Get acquainted with the Brazilian choreographer throwing herself into the London dance scene
By Lyndsey Winship|
She may be small in build but she's huge in Brazil. Here are five reasons you should take notice of choreographer Deborah Colker, as she brings her production of 'Tatyana' to the Barbican.

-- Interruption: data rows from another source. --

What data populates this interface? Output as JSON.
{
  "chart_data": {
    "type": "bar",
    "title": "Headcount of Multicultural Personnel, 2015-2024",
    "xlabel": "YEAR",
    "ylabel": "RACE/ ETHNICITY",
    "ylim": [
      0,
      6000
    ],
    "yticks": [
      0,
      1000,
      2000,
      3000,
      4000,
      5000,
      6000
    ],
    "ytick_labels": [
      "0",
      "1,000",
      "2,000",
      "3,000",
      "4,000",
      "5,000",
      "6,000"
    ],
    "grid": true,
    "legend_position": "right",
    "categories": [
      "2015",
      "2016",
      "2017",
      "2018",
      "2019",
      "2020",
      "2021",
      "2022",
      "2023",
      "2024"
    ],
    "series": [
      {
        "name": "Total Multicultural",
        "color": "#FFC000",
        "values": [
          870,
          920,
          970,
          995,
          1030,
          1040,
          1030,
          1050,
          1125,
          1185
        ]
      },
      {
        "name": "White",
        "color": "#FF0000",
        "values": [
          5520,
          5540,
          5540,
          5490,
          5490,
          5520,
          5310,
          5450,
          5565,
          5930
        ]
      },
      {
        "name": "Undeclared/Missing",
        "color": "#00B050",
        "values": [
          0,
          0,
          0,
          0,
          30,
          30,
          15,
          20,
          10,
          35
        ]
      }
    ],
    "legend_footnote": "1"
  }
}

1. She’s Brazil’s biggest contemporary choreographer Deborah Colker launched her company nearly 20 years ago and has amassed a huge audience. Her latest piece played a two-month season in Rio. ‘Two months! Contemporary dance!’ she says. ‘You know what I’m talking about!’ 2. She’s a complete force of nature In person the diminutive Colker is a total dynamo, like the Tasmanian Devil with a much, much nicer personality. She’s a former classical pianist and professional volleyball player but dance is what drives her and she never stops. ‘I’m busy, I’m tired, but I have pleasure,’ she says. ‘It’s more than pleasure, it’s like I need this to survive. It’s an emergency for me.’ 3. She thinks some people in the dance world actually hate dance Colker’s athletic, accessible movement style is a welcome antidote for anyone nonplussed by dance theatre that puts concepts over steps. ‘More and more I love strong technique,’ she says. ‘There are some people inside dance, and from my point of view they hate dance – because they don’t like music, they don’t like steps, they don’t like movement…’ 4. She’s an obvious choice to lead Rio’s Olympic opening bash Colker created a huge mass-market show for Cirque du Soleil, ‘Ovo’ – the first woman to direct for the company – so she can handle the scale, but she has nothing to disclose just yet. ‘It’s still in discussion,’ she says. ‘It is very political.’
5. Her latest piece, ‘Tatyana’, has just arrived in London Based on Pushkin’s great Russian novel ‘Eugene Onegin’, it’s not a straight narrative but a study of the four main characters and Pushkin himself. ‘I want to talk about the human condition,’ she says.